人的控除差調整額とは、所得税計算上の「課税所得」と住民税(所得割)計算上の「課税所得」の違いを調整するためのものである。所得税計算上も住民税(所得割)計算上も「給与所得」を計算するまでの過程に違いはないが、「所得控除」が異なり、結果として課税総所得金額も異なる。具体的には、基礎控除や扶養控除など「人」に関係する控除(以下、人的控除)に差があり、例えば、基礎控除や一般の扶養控除は所得税計算上38万円だが、住民税(所得割)計算上は33万円で所得税計算上より5万円低い2。このため、住民税(所得割)計算上の課税総所得金額は、所得税計算上の課税総所得金額より高い。人的控除の「所得控除」の差(基礎控除や一般の扶養控除の場合5万円)が人的控除差調整額であり、住民税(所得割)計算上の課税総所得金額から人的控除差調整額を控除することで所得税計算上の課税総所得水準に一致させるという仕組みである。
 
1 一定の要件を満たす特定支出をした場合で、その合計額が基準金額を超える場合は給与所得者の特定支出控除も差し引くことができる
2 所得税については令和元年分まで、地方税(所得割)については、令和2年分までの値である。

2――人的控除以外にも、所得税と住民税で取り扱いが異なる控除がある

所得税と住民税とで、「所得控除」の取り扱いが異なるのは人的控除だけではない。生命保険料控除や地震保険料控除の取り扱いも異なり、最大控除額の差はそれぞれ50,000円と25,000円で、併せて75,000円の差になる(図表3)。運悪く75,000円の差で所得税計算上の税率区分と、住民税の特例分の割合区分(図表1)がずれるとどうなるだろうか。住民税からの減税のうち特例分を計算する際に想定する所得税からの減税額と、実際の所得税からの減税額に差が生じる。このため、「年間上限額の範囲内なら、自己負担額は必ず2,000円」はウソということになるのである3
所得税と住民税とで、所得控除の取り扱いが異なるのは、人的控除と生命保険料控除および地震保険料控除だけでもない。所得税の計算上、寄附金控除は所得控除であるが、住民税(所得割)計算上は税額控除である。このため、生命保険料控除と地震保険料控除の取り扱いの差、最大75,000円だけでなく、寄付控除対象額それ自体も所得税計算上の税率区分と、住民税の特例分の割合区分(図表1)とのずれを招きうる。
 
課税総所得金額から人的控除差調整額を控除した金額が1,807万円の納税者(単身)を例にその影響を確認する。住民税(所得割)計算上の課税総所得は人的控除差調整額(5万)を加えた金額1,812万円で、住民税(所得割)は約181万円(住民税(所得割)の税率は一律10%)である。住民税からの減税のうち特例分の上限は、約36万2,000円(住民税(所得割)の2割)である。住民税からの減税のうち特例分は寄付控除対象額に49.16%を乗じた額なので(図表1)、寄付控除対象額の上限は約73万6,000円(36万2,000円÷49.16%)、ふるさと納税額の目安は、自己負担分2,000円を足した73万8,000円である。生命保険料控除と地震保険料控除ともに満額適用の場合で、73万8,000円分のふるさと納税を実行した場合と、全くしなかった場合を比較する(図表4)。
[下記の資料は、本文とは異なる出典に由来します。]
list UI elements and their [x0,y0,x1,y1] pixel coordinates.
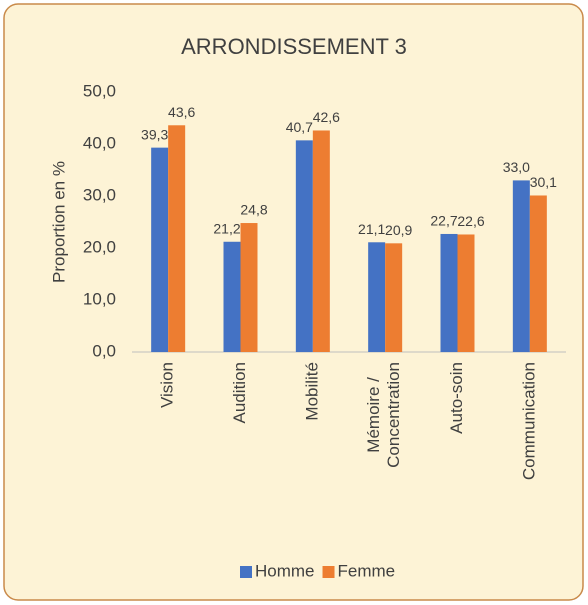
y-tick-label: 20,0 [83,237,116,256]
legend-label: Homme [255,561,315,580]
y-axis-label: Proportion en % [49,161,68,283]
y-tick-label: 10,0 [83,289,116,308]
bar [512,180,530,352]
x-tick-label: Vision [158,362,177,408]
value-label: 30,1 [530,174,557,190]
x-tick-label: Mobilité [302,362,321,421]
bar [440,233,458,352]
value-label: 20,9 [385,222,412,238]
bar [457,234,475,352]
legend-swatch [322,566,335,578]
bar [312,130,330,352]
x-tick-label: Audition [230,362,249,423]
bar [240,223,258,352]
x-tick-label: Communication [519,362,538,480]
x-tick-label: Auto-soin [447,362,466,434]
chart-frame [3,3,584,601]
value-label: 40,7 [286,119,313,135]
value-label: 24,8 [240,202,267,218]
legend-label: Femme [338,561,396,580]
value-label: 21,2 [213,220,240,236]
y-tick-label: 40,0 [83,133,116,152]
y-tick-label: 30,0 [83,185,116,204]
chart-title: ARRONDISSEMENT 3 [181,34,407,59]
y-tick-label: 50,0 [83,81,116,100]
value-label: 43,6 [168,104,195,120]
bar [385,243,403,352]
bar [168,125,186,352]
value-label: 22,6 [457,213,484,229]
value-label: 42,6 [313,109,340,125]
value-label: 22,7 [430,213,457,229]
value-label: 33,0 [503,159,530,175]
bar [368,242,386,352]
x-tick-label: Mémoire /Concentration [365,362,404,468]
bar [295,140,313,352]
value-label: 21,1 [358,221,385,237]
value-label: 39,3 [141,126,168,142]
bar [151,147,169,352]
y-tick-label: 0,0 [92,341,116,360]
bar [223,241,241,352]
legend-swatch [240,566,252,578]
bar [529,195,547,352]
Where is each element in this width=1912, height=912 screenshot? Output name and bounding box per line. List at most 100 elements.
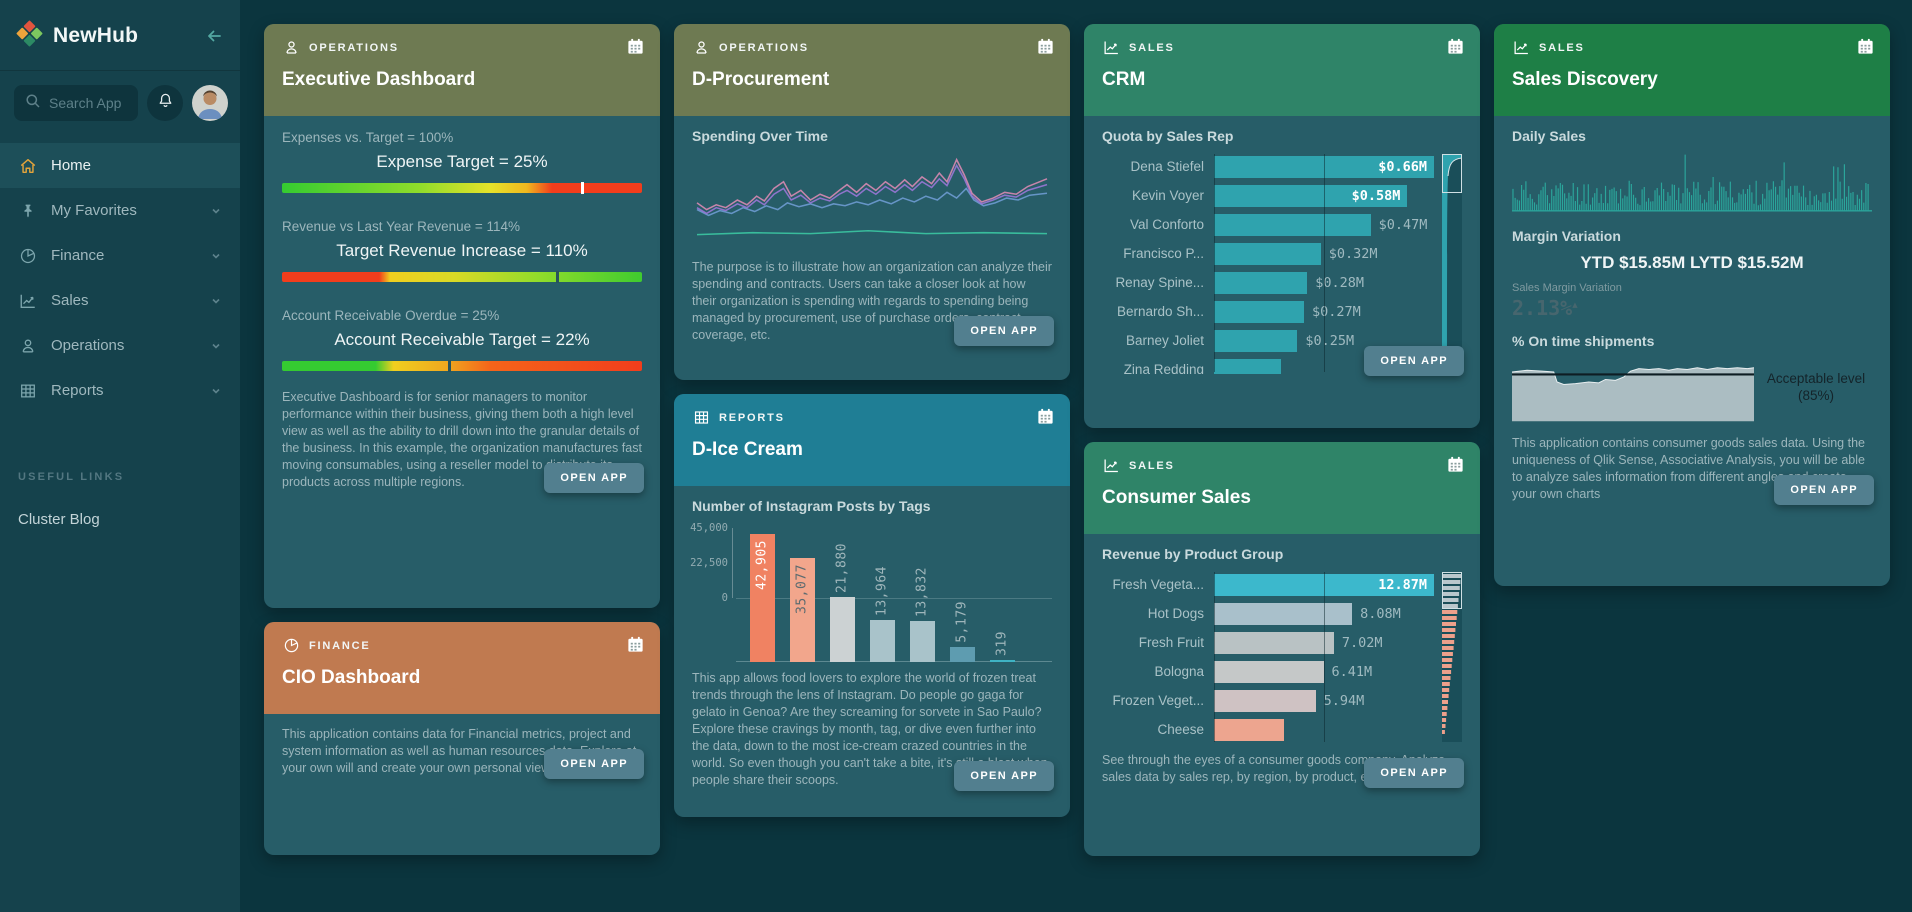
column-2: OPERATIONS D-Procurement Spending Over T… <box>674 24 1070 912</box>
chart-minimap-scrollbar[interactable] <box>1442 572 1462 744</box>
chevron-down-icon[interactable] <box>210 250 222 262</box>
newhub-logo-icon <box>16 20 43 52</box>
person-icon <box>18 337 37 355</box>
card-category: SALES <box>1129 459 1175 472</box>
card-sales-discovery[interactable]: SALES Sales Discovery Daily Sales Margin… <box>1494 24 1890 586</box>
card-title: CRM <box>1102 69 1146 90</box>
pie-chart-icon <box>18 247 37 265</box>
card-category: SALES <box>1129 41 1175 54</box>
shipments-label: % On time shipments <box>1512 333 1655 349</box>
card-body: This application contains data for Finan… <box>264 714 660 793</box>
calendar-icon[interactable] <box>1036 407 1055 431</box>
person-icon <box>692 39 710 56</box>
search-box[interactable] <box>14 85 138 121</box>
card-body: Daily Sales Margin Variation YTD $15.85M… <box>1494 116 1890 519</box>
card-header: REPORTS D-Ice Cream <box>674 394 1070 486</box>
daily-sales-path <box>1512 154 1869 211</box>
card-header: SALES CRM <box>1084 24 1480 116</box>
calendar-icon[interactable] <box>626 37 645 61</box>
open-app-button[interactable]: OPEN APP <box>954 316 1054 346</box>
chevron-down-icon[interactable] <box>210 205 222 217</box>
chart-title: Revenue by Product Group <box>1102 546 1284 562</box>
line-chart-icon <box>1512 39 1530 56</box>
bar-column: 42,905 <box>742 522 782 662</box>
card-title: CIO Dashboard <box>282 667 421 688</box>
shipments-area-chart: Acceptable level (85%) <box>1512 355 1872 429</box>
sidebar-nav: Home My Favorites Finance Sales Operatio… <box>0 143 240 413</box>
card-cio-dashboard[interactable]: FINANCE CIO Dashboard This application c… <box>264 622 660 855</box>
sidebar-item-finance[interactable]: Finance <box>0 233 240 278</box>
open-app-button[interactable]: OPEN APP <box>544 463 644 493</box>
logo-row: NewHub <box>0 0 240 70</box>
calendar-icon[interactable] <box>1446 455 1465 479</box>
shipments-area-svg <box>1512 367 1754 422</box>
open-app-button[interactable]: OPEN APP <box>1774 475 1874 505</box>
sidebar-item-home[interactable]: Home <box>0 143 240 188</box>
gauge-list: Expenses vs. Target = 100% Expense Targe… <box>282 130 642 372</box>
line-chart-icon <box>1102 457 1120 474</box>
bar-column: 35,077 <box>782 522 822 662</box>
bar-row: Francisco P... $0.32M <box>1102 239 1462 268</box>
card-crm[interactable]: SALES CRM Quota by Sales Rep Dena Stiefe… <box>1084 24 1480 428</box>
card-category: OPERATIONS <box>309 41 399 54</box>
column-4: SALES Sales Discovery Daily Sales Margin… <box>1494 24 1890 912</box>
chevron-down-icon[interactable] <box>210 295 222 307</box>
search-row <box>0 70 240 137</box>
daily-sales-sparkline <box>1512 154 1872 212</box>
revenue-bar-chart: Fresh Vegeta... 12.87M Hot Dogs 8.08M Fr… <box>1102 570 1462 744</box>
calendar-icon[interactable] <box>1856 37 1875 61</box>
card-category: OPERATIONS <box>719 41 809 54</box>
spending-line-chart <box>696 157 1048 236</box>
calendar-icon[interactable] <box>1036 37 1055 61</box>
card-description: Executive Dashboard is for senior manage… <box>282 390 642 489</box>
card-d-ice-cream[interactable]: REPORTS D-Ice Cream Number of Instagram … <box>674 394 1070 817</box>
card-executive-dashboard[interactable]: OPERATIONS Executive Dashboard Expenses … <box>264 24 660 608</box>
open-app-button[interactable]: OPEN APP <box>954 761 1054 791</box>
sidebar-item-my-favorites[interactable]: My Favorites <box>0 188 240 233</box>
pie-chart-icon <box>282 637 300 654</box>
sidebar-item-reports[interactable]: Reports <box>0 368 240 413</box>
table-icon <box>18 382 37 400</box>
sidebar-item-operations[interactable]: Operations <box>0 323 240 368</box>
bell-icon <box>157 92 174 114</box>
open-app-button[interactable]: OPEN APP <box>544 749 644 779</box>
daily-sales-label: Daily Sales <box>1512 128 1586 144</box>
bar-row: Kevin Voyer $0.58M <box>1102 181 1462 210</box>
card-description: This application contains consumer goods… <box>1512 436 1865 501</box>
card-title: Sales Discovery <box>1512 69 1658 90</box>
useful-link-cluster-blog[interactable]: Cluster Blog <box>18 511 100 528</box>
y-axis: 45,000 22,500 0 <box>690 522 736 662</box>
pin-icon <box>18 203 37 219</box>
notifications-button[interactable] <box>147 85 183 121</box>
card-body: Spending Over Time The purpose is to ill… <box>674 116 1070 360</box>
bar-column: 5,179 <box>942 522 982 662</box>
bar-column: 13,832 <box>902 522 942 662</box>
open-app-button[interactable]: OPEN APP <box>1364 346 1464 376</box>
table-icon <box>692 409 710 426</box>
card-category: SALES <box>1539 41 1585 54</box>
instagram-posts-bar-chart: 45,000 22,500 0 42,905 35,077 21,880 13,96… <box>690 522 1052 662</box>
home-icon <box>18 157 37 175</box>
card-consumer-sales[interactable]: SALES Consumer Sales Revenue by Product … <box>1084 442 1480 856</box>
calendar-icon[interactable] <box>626 635 645 659</box>
line-chart-icon <box>1102 39 1120 56</box>
bar-row: Val Conforto $0.47M <box>1102 210 1462 239</box>
card-header: SALES Sales Discovery <box>1494 24 1890 116</box>
search-input[interactable] <box>49 95 127 111</box>
chart-minimap-scrollbar[interactable] <box>1442 154 1462 374</box>
chart-title: Spending Over Time <box>692 128 828 144</box>
card-header: FINANCE CIO Dashboard <box>264 622 660 714</box>
card-description: See through the eyes of a consumer goods… <box>1102 753 1446 784</box>
card-d-procurement[interactable]: OPERATIONS D-Procurement Spending Over T… <box>674 24 1070 380</box>
card-body: Expenses vs. Target = 100% Expense Targe… <box>264 116 660 507</box>
chart-title: Quota by Sales Rep <box>1102 128 1234 144</box>
chevron-down-icon[interactable] <box>210 340 222 352</box>
chevron-down-icon[interactable] <box>210 385 222 397</box>
collapse-sidebar-icon[interactable] <box>204 26 224 46</box>
open-app-button[interactable]: OPEN APP <box>1364 758 1464 788</box>
sidebar-item-sales[interactable]: Sales <box>0 278 240 323</box>
card-body: Revenue by Product Group Fresh Vegeta...… <box>1084 534 1480 802</box>
card-title: D-Ice Cream <box>692 439 803 460</box>
calendar-icon[interactable] <box>1446 37 1465 61</box>
avatar[interactable] <box>192 85 228 121</box>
所得税からの減税額が24万7,980円、住民税の減税のうち一般分が7万3,600円、特例分が36万1,818円、合計68万3,398円分しか減税効果はない。自己負担額は約5万4,600円で、2,000円よりはるかに高い。
幸い、ワンストップ特例制度を利用した場合、所得税からの減税分も含めて寄付控除対象額のすべてが住民税から減税されるため、生命保険料控除、地震保険料控除および寄附金控除の取り扱いの差から生じる影響は回避できる。しかし、給与収入が2,000万円を超えたり、副業などにより給与所得以外の所得があったり、医療費控除の適用を受けたり、確定申告を行う必要がある場合(ワンストップ特例制度の適用を受けられない場合)で、課税総所得金額が税率区分の境目近辺の場合、たとえ年間上限額の範囲内でも、自己負担額は2,000円に収まらない可能性を覚悟した方がよい。
 
3 確定申告を行う場合、納税額計算上の端数処理の影響、自己負担額が2,000円から乖離する場合もある。